Given these constraints, the even better news for investors is that core Wall Street businesses are generating huge earnings without needing to use substantially more capital. That wasn't always the case, as volatility and volumes could sometimes force banks to take on even more risk to keep up. JPMorgan said corporate and investment bank's return on equity was 27% in the first quarter, up from 26% in the fourth quarter. That figure was just 14% at the end of 2019. At Goldman Sachs Group, global markets return on average common equity was up over 10 percentage points over the quarter, to about 27%.

This may be part of a larger shift on Wall Street after years of stepped-up regulation and technology change. A study by bank analysts at Morgan Stanley and consultants at Oliver Wyman found that in 2020, every dollar of revenue in markets and investment banking required 21% less balance sheet and 34% less value-at-risk than 10 years earlier. Good performance from capital efficient units such as merger advisory also helps.

Wall Street revenues may be near or at their cyclical high, but then again they may not be if the U.S. economy is about to enter a multiyear boom, as JPMorgan Chief Executive Jamie Dimon now says he expects. That should turn up plenty of opportunities for banks' trading desks, M&A advisers, and so on, not to mention their ordinary lending business.

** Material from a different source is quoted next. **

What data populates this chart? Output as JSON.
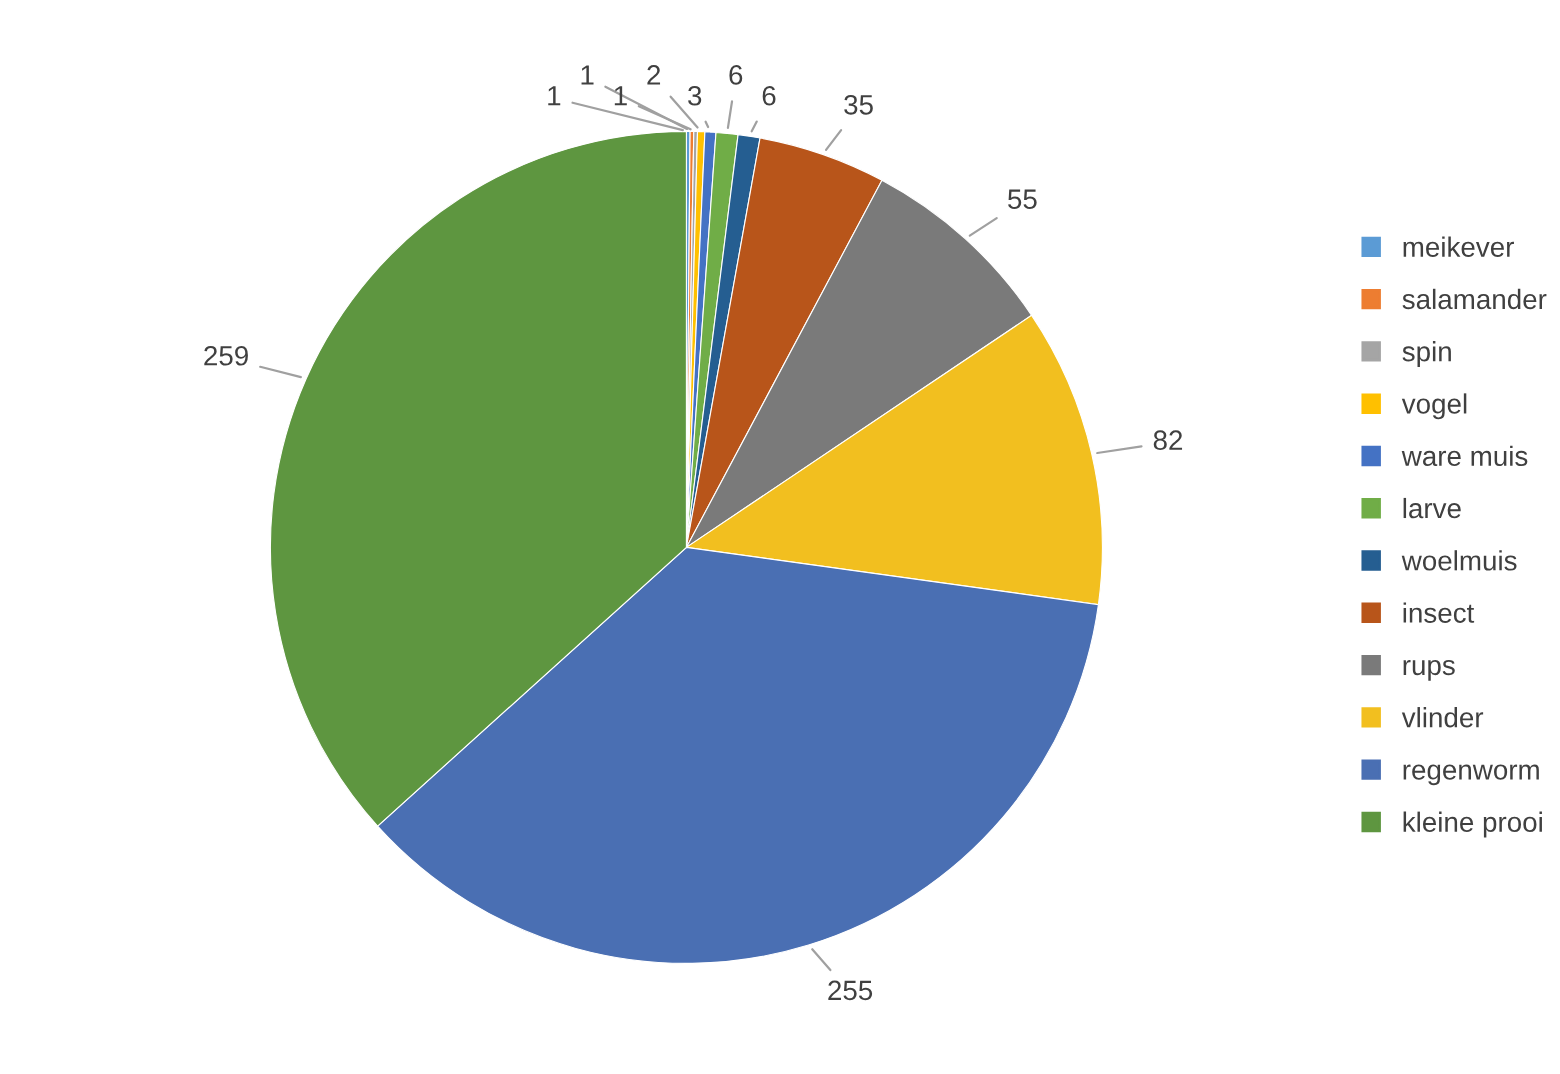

On a price-to-tangible book value basis, JPMorgan and Goldman Sachs are trading near five-year highs. But on a price-to-forward-earnings basis, they are still significantly cheaper than the S&P 500, at about 59% and 43% of the index, respectively. Historically, such discounts have reflected banks' capital intensiveness and earnings volatility. But there are signs now that both are improving.

Banks have just been through a real-life stress test featuring a once-in-a-century pandemic and a surge in unemployment to double-digit levels. Their strong performance suggests banks' discount to the rest of the stock market may be bigger than it needs to be.